Dry goods and tools took up large portions of the catalog, but there was always room for items devoted to the reader’s physical condition. “However remote Sears Roebuck’s customers may have been from the main depot in Chicago,” Perelman notes, “their health was safeguarded by a vast array of patent medicines and proprietary articles. Twenty close-knit pages of elixirs, specifics, boluses, capsules, chemicals, tinctures, pills and granules undertook to combat practically any malaise on earth.” Typical is No. G-3059—Dr. Chaises Complexion Wafers: “Highly recommended by the celebrated Madame La Ferris of Paris and many others. They are unequalled for producing a clear complexion and a plump figure.” Should the figure get too plump, there was No. G—4200: “Obesity Powders. These powders are recommended for and are very successful in reducing the flesh of corpulent people. Follow the directions and do not look for immediate results.”
No, probably not.
I remember when I was a mere stripling making the annual after-Thanksgiving trip with my Aunt Evelyn to Sears to pick up the Christmas Wish Book. Pretty much our entire Christmas haul was gleaned from its pages; all us kids would spend countless hours on the living room floor going positively bug-eyed over the wondrous toy section at the back of the catalog. It had everything: the latest GI Joe gear, bicycles and gas-engined minibikes, walkie-talkie sets, telescopes, model airplanes and rockets, BB guns, you name it. We’d muster our finest penmanship to scribble highly organized Santa lists with page numbers and all other details, ordered from the must-have-can’t-live-without items at the top, down to the less critical stuff that you tacked onto the list with a shrug and a “hey, what can it hurt?”
Every year the Wish Book seemed to get fatter and more tantalizingly comprehensive; every year we fairly trembled with joyous anticipation through the endless days between Turkey Day and Christmas, with the Wish Book providing both focus and distraction. It truly was grand. Bitch about “commercialization” and “greed” and “crass consumer culture” if you like, but I never had so much fun in my life.

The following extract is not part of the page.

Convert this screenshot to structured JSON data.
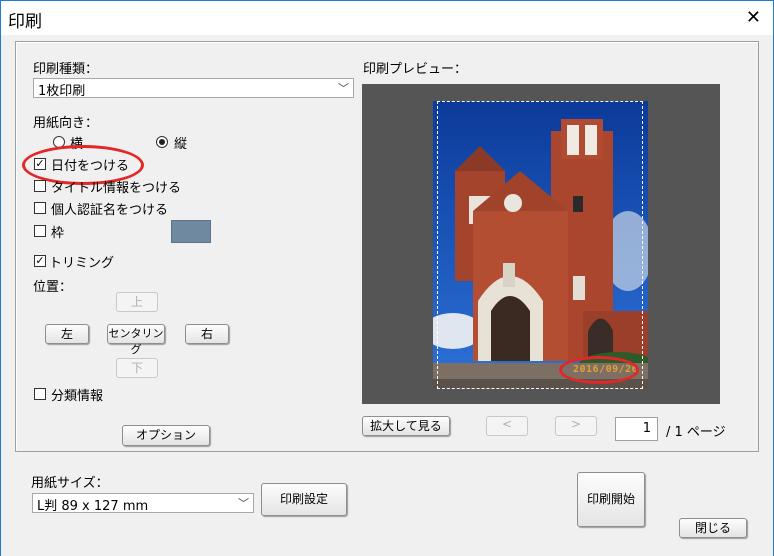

Which is just one reason I find today’s news depressing:
Sears Holdings Corp., the 125-year-old retailer that became an icon for generations of American shoppers, filed for bankruptcy, saddled with billions of dollars of debt racked up as it struggled to adjust to the rapid shift toward online consumption.

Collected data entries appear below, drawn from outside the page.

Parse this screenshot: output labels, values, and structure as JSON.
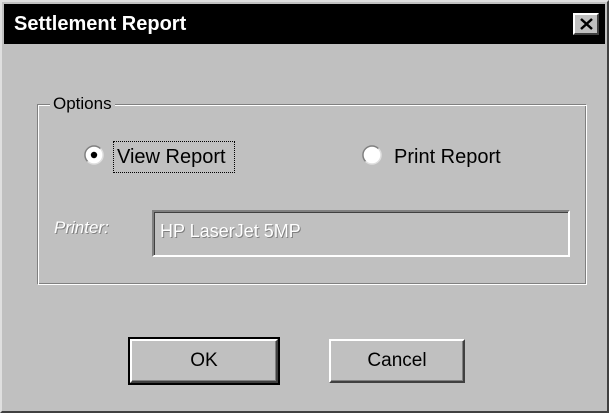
{
  "window": {
    "title": "Settlement Report"
  },
  "options": {
    "legend": "Options",
    "view_report_label": "View Report",
    "view_report_selected": true,
    "print_report_label": "Print Report",
    "print_report_selected": false
  },
  "printer": {
    "label": "Printer:",
    "value": "HP LaserJet 5MP",
    "enabled": false
  },
  "buttons": {
    "ok_label": "OK",
    "cancel_label": "Cancel"
  },
  "icons": {
    "close": "close-icon",
    "radio_selected": "radio-selected-icon",
    "radio_unselected": "radio-unselected-icon"
  }
}
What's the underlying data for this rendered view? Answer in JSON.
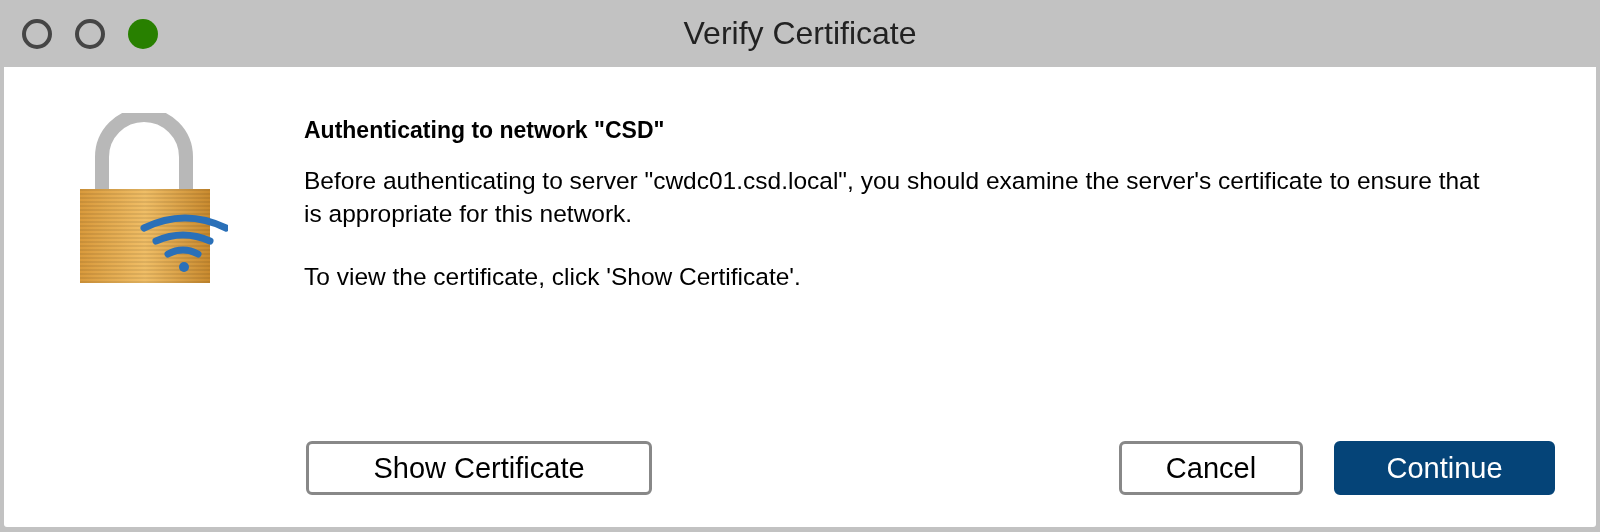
{
  "window": {
    "title": "Verify Certificate",
    "controls": [
      {
        "filled": false
      },
      {
        "filled": false
      },
      {
        "filled": true
      }
    ]
  },
  "dialog": {
    "heading": "Authenticating to network \"CSD\"",
    "paragraphs": [
      "Before authenticating to server \"cwdc01.csd.local\", you should examine the server's certificate to ensure that is appropriate for this network.",
      "To view the certificate, click 'Show Certificate'."
    ]
  },
  "left_buttons": [
    {
      "label": "Show Certificate",
      "default": false
    }
  ],
  "right_buttons": [
    {
      "label": "Cancel",
      "default": false
    },
    {
      "label": "Continue",
      "default": true
    }
  ]
}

The company, which employs 68,000 people, filed for Chapter 11 early Monday in White Plains, New York. Eddie Lampert, the hedge fund manager who propped up the retailer for years with lifelines and financial engineering, is stepping down immediately as chief executive officer. At the same time, Lampert’s ESL Investments Inc. is negotiating a financing deal while also discussing buying “a large portion of the company’s store base,” Sears said in a statement.
The financing would help ensure that much of Sears’ and Kmart’s stores are kept open through the crucial holiday season. Lenders and Lampert will in the meantime begin hashing out through the courts how much — if any — of the company will remain a going concern beyond that.
Of course nothing lasts forever, all good things come to an end, and the only constant is change. I like Amazon and use ’em all the time, which means I’m part of the problem, really. I get all that. It makes me sad anyway.